How would you describe the task of CL members today, and what are the related challenges and opportunities?
We all need to help each other to bring God back onto the screens of our lives. A life without God is a life without a future, without prospects, but also without the profundity of today. A life without God means a life without any possibility of transcending our circumstances by accepting them, while at the same time finding in them a call to a path of growth. Bringing God back into daily life, this is the great teaching Fr. Giussani gives us. To discover that God is not our enemy or our adversary, but rather the origin of our existence, of the promise of something good that is buried, for some more hidden than for others, in our hearts, and that brings our human personality to its true fulfilment.
Secondly, we need to demonstrate that Christian life is not the life of an individual in relationship with God, but rather the life of a community present in history, which offers itself as a light on a mountaintop, or as salt in the earth, to illuminate and enliven every aspect of existence. The rebirth of the self, the “I,” and the rebirth of communal experience are the two poles of Christian life, and they feed off of one another. Without an “I” that is authentic and self-aware, community life would be merely a social phenomenon without roots. Without a social expression, the life of one’s “I” would find no opportunities for expression and nourishment.

After these years during which the pandemic wiped out well-established events such as the Rimini Meeting, or in Spain, Encuentro Madrid… though they are gradually recovering, how has this spirit of dialogue and personal encounter been kept alive despite having everything “against” it?

The pandemic and the ongoing war can make us close us in on ourselves, make us succumb to fear and the impression that life has no future, that relationships fail, and that promises are illusory. Alternatively, if we are helped by our brothers and sisters, by the life of the Church, the teaching of the movement and by the witness of Fr. Giussani, they can open us up to become the first witnesses of a hope that knows how to break through the circumstances of the present, that knows how to overcome evil, that knows how to participate in the victory of Christ; that knows how to show our brothers and sisters the roads of goodness and of truth.

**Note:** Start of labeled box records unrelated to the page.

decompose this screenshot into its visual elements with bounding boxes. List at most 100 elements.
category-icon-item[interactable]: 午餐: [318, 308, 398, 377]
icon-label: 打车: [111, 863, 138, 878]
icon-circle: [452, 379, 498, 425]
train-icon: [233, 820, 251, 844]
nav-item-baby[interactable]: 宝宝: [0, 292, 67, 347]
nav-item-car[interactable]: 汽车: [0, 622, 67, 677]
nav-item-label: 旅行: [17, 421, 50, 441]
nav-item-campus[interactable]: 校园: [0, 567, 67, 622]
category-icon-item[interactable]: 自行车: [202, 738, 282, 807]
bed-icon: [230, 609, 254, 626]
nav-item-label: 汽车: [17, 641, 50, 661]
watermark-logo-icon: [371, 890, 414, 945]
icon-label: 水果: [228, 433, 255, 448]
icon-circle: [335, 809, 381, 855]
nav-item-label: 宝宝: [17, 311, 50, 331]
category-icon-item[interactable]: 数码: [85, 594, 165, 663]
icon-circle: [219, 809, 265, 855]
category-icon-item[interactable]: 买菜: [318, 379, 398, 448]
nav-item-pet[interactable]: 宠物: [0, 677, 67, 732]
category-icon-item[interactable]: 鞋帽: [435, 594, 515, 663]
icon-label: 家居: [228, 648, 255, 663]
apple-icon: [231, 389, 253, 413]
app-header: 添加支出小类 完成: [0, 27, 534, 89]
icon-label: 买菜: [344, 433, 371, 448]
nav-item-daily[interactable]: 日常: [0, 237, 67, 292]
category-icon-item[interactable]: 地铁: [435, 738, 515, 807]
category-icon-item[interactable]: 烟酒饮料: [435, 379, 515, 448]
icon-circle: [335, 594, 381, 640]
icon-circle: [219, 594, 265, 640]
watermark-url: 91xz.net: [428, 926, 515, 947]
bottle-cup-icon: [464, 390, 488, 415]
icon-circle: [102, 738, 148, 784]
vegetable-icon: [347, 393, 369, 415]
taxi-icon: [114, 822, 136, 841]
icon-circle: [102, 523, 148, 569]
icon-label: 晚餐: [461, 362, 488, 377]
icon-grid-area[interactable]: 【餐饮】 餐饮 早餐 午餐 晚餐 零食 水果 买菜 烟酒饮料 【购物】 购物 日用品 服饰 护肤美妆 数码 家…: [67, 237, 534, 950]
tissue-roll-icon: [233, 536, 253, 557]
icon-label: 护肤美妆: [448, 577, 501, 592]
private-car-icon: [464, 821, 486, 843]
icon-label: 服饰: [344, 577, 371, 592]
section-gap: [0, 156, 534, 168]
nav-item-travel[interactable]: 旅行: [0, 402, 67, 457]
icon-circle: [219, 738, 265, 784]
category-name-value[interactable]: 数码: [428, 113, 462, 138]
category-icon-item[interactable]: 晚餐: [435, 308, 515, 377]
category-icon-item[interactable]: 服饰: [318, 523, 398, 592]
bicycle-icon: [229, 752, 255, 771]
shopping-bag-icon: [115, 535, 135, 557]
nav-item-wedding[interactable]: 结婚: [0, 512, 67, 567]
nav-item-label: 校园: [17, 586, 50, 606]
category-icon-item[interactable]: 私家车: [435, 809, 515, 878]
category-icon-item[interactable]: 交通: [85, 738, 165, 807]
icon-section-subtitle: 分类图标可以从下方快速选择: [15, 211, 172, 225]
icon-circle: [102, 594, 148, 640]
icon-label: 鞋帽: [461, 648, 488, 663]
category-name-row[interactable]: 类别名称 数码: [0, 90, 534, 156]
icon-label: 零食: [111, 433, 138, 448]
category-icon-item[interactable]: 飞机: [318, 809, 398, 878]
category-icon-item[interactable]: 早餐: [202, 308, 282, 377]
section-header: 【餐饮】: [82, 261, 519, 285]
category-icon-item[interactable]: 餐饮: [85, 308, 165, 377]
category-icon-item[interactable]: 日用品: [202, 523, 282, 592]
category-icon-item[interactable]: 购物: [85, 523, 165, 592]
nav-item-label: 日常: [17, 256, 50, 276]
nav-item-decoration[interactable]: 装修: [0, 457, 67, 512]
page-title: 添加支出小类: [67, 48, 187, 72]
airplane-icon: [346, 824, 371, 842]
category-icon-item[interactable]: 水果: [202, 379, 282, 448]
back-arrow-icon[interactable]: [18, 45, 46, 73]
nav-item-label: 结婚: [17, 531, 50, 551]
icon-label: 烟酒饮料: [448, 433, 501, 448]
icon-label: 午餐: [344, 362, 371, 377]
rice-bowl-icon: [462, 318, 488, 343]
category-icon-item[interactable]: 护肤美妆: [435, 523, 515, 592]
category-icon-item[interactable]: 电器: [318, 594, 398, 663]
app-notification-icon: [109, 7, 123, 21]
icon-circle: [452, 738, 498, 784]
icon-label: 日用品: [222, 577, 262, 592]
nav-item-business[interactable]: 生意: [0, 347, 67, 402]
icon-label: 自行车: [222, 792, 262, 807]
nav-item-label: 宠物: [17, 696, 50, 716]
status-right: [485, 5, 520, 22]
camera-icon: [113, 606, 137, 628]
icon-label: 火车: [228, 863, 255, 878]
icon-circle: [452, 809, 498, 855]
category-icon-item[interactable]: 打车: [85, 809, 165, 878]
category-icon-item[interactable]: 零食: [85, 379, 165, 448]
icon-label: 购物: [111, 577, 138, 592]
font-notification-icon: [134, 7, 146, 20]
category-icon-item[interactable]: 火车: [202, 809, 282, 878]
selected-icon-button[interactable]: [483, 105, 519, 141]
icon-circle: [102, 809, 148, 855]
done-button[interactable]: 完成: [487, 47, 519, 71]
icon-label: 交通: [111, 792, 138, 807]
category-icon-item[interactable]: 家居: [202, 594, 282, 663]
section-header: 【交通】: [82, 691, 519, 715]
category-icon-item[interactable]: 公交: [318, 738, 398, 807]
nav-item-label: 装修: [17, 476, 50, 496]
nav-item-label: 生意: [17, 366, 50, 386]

This centenary comes at a new moment for CL. The updated norms regulating the governance of Associations of the Faithful which came out last June led to the resignation of Fr. Julián Carrón and your becoming president. How are looking at this process?
We have to take steps forward, recognizing all the good that has been written in these seventy years of the movement’s history, grateful to Carrón for having been able to take up the baton of such a great and impressive work for the history of the Church and of mankind, and at the same time knowing how to create new forms of responsibility and of presence in society. I am absolutely confident that this path forward will be possible in obedience to the Pope and to the Church’s shepherds, who are asking us to walk this road demonstrating the reasons for Fr. Giussani’s hope of having generated, by work of the Holy Spirit, an event that will continue in time.

How do you see CL’s future?
The future is in God’s hands. Our job is simply to be joyful, passionate listeners of the voice that, through Fr. Giussani, reaches us, and to create forms of life capable of embracing the cries of men and women.